Por Dias Campos (São Paulo, SP)
Camargo Aranha tinha um modo peculiar de ganhar a vida e um meio sublime
de se livrar das “correntes da vida” que por vezes o prendiam. Apropriar-se dos
bens alheios por meio de golpes mirabolantes era o seu ganha-pão. Dedicar-se à
literatura, escrevendo e publicando contos fantásticos, a sua maneira de se desacorrentar.
Esta, aprendera-a com sua mãe no início da adolescência; aquele, seduziram-no
os falsos amigos, antes de largar a faculdade.

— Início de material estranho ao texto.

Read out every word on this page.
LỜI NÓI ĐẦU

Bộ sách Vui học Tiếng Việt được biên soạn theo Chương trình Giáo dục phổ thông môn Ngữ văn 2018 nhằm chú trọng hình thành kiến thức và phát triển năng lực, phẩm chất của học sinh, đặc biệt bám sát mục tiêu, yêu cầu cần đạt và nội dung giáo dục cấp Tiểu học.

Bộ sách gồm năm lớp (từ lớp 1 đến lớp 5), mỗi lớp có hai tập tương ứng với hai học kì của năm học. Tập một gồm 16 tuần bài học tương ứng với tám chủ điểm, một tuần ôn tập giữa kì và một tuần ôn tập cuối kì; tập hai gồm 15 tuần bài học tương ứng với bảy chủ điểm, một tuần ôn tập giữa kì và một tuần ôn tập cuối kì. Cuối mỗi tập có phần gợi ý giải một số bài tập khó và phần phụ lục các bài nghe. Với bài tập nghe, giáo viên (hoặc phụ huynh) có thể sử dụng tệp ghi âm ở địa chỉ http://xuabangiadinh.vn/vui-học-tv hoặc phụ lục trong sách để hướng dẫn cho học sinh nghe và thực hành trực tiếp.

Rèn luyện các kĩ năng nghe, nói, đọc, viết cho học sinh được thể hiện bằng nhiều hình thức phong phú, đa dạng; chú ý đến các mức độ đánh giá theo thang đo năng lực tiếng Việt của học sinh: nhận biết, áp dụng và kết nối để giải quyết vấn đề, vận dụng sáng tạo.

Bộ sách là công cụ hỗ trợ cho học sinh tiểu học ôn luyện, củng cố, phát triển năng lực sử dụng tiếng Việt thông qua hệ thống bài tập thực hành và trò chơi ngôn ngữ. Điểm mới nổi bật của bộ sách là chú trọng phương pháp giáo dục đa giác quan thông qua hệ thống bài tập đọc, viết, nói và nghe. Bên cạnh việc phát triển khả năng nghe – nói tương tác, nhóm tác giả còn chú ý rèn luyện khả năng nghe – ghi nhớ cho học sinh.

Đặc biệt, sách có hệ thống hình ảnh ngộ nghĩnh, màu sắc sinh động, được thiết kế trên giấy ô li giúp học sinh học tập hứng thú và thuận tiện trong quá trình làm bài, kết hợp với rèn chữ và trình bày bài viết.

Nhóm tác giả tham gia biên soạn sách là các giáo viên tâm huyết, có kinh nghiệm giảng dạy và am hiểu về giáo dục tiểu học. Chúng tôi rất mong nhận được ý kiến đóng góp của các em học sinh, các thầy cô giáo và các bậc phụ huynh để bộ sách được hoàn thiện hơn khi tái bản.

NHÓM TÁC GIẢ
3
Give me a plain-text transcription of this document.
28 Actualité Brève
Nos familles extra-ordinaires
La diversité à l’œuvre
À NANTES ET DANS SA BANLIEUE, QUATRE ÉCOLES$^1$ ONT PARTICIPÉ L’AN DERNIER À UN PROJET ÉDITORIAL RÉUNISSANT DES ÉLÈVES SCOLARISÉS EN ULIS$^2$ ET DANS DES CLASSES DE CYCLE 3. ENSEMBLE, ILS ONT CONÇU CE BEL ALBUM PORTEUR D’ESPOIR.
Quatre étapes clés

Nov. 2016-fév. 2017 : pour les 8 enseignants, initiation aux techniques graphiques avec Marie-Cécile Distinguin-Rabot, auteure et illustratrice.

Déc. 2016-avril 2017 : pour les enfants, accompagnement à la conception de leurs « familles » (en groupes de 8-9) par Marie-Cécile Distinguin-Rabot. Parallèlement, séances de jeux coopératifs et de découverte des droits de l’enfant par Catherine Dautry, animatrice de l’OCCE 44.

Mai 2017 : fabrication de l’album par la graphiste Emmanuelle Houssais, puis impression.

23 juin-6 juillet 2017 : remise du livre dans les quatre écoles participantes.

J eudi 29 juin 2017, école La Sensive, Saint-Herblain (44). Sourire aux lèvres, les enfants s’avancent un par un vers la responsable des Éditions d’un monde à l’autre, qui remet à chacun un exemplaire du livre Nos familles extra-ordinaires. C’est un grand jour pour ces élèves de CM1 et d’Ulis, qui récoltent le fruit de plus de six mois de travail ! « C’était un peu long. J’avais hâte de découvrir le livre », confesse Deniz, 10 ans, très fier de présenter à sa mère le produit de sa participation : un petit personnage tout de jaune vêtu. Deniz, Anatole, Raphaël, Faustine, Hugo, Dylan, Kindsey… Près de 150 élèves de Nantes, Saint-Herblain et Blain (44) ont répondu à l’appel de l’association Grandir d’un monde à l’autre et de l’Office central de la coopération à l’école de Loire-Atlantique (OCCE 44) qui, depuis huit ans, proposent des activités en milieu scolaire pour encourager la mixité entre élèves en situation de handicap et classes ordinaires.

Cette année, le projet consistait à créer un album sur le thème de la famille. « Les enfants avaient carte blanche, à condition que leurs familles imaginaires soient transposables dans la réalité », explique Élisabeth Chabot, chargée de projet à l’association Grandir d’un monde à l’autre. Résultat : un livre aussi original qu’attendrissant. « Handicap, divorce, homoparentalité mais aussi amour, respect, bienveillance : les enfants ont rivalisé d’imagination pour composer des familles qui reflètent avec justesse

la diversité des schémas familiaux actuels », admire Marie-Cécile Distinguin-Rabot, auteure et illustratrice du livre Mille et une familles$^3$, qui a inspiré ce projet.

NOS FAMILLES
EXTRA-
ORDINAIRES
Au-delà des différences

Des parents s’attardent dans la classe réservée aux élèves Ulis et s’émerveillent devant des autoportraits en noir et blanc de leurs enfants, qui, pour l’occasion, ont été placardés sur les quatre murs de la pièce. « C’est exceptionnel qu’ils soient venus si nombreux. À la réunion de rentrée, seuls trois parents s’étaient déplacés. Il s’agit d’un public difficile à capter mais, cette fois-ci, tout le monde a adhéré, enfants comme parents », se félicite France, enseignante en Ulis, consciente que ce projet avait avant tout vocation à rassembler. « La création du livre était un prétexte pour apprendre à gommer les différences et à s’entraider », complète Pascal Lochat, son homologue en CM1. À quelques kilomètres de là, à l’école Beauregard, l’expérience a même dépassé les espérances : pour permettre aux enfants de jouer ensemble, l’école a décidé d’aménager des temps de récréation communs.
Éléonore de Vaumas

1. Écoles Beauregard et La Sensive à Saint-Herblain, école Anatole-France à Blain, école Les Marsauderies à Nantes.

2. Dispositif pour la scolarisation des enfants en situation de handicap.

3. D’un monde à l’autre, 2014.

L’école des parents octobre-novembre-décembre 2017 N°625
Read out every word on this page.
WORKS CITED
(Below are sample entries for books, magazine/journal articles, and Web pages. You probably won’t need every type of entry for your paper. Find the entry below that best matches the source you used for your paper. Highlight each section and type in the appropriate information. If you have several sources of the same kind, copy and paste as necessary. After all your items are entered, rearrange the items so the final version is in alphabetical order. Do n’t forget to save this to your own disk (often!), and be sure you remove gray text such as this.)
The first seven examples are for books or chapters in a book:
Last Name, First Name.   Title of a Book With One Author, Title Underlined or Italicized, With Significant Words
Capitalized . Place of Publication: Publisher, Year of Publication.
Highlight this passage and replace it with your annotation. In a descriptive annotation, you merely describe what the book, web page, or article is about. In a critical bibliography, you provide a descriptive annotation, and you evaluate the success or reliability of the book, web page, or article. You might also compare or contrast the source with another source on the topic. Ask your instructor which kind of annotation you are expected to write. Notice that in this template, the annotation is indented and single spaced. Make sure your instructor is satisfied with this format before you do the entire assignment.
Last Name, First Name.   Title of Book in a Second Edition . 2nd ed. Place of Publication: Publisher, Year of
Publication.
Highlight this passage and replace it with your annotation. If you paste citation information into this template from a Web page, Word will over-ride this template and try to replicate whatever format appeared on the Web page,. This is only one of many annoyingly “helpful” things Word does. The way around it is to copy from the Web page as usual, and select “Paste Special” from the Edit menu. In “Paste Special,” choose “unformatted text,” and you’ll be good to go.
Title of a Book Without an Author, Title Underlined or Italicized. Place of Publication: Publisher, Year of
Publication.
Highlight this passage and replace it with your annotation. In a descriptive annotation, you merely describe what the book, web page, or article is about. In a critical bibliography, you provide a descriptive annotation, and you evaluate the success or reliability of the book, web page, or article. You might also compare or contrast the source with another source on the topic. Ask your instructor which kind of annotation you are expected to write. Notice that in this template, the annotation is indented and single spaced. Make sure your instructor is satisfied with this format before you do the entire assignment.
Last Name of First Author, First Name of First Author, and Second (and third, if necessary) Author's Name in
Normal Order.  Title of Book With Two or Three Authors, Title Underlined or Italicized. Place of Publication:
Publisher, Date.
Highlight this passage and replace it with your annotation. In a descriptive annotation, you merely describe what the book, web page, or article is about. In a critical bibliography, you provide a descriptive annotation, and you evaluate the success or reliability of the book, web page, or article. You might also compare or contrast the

E se D. Ana sempre agradeceu a Deus pelos dons da criatividade e da
originalidade com que brindara seu filho, mais graças a Ele rendia pelo lar
constantemente provido; se bem que jamais suspeitasse do ofício a que ele se
dedicava.
Certa tarde, Camargo Aranha entrou em casa carrancudo. D. Ana logo
percebeu que algo estava errado, pois, além de notar o seu semblante, o horário
que chegava não era o de costume.
A bondosa senhora deixou que os minutos passassem na esperança de que seu
filho viesse conversar.
Mas como não saía do quarto, o jeito foi acender o fogo a fim de que o
perfume do bròdo o tirasse da
clausura.
Pois não demorou muito para que ele aparecesse, e com um aspecto mais
sereno.
D. Ana serviu ao filho um prato cheio. Depois sentou-se ao seu lado e
esperou que começasse a falar.
Camargo Aranha, que jamais resistira a esse jeito materno de persuasão,
contou que estava se deparando com muitos entraves à resolução de um negócio
que imaginara, sendo essa a razão por que entrou em casa de cara amarrada.
D. Ana, então, tratou de relembrar ao filho o velho e sábio conselho –
“Toda vez que se sentir acorrentado, usa do papel e do lápis para libertar-se”.
Assim, se chegou com problemas, que os pusesse de escanteio e se entregasse à
escrita. E à medida que fosse escrevendo, as correntes iriam se quebrando. Ao
final, ficaria completamente livre para avaliar melhor as decisões que precisaria
tomar.
Camargo Aranha sorriu; e pediu desculpas pelo esquecimento. E como
soubesse que um muito obrigado não seria suficiente à sua mãe, usou do repeteco
como meio de gratidão.
Terminada a refeição, o filho voltou para o quarto e sentou-se à
escrivaninha. Seria por meio da sua arte que ele desanuviaria os pensamentos e
acharia o caminho de que precisava.
Desta vez, porém, resolveu unir o útil ao agradável, e passou a escrever
sobre a manobra desonesta que pretendia. Tinha esperança de que as dificuldades
com que se debatia seriam todas superadas no desenvolver da história, o que
resultaria em um verdadeiro roteiro àquilo que almejava.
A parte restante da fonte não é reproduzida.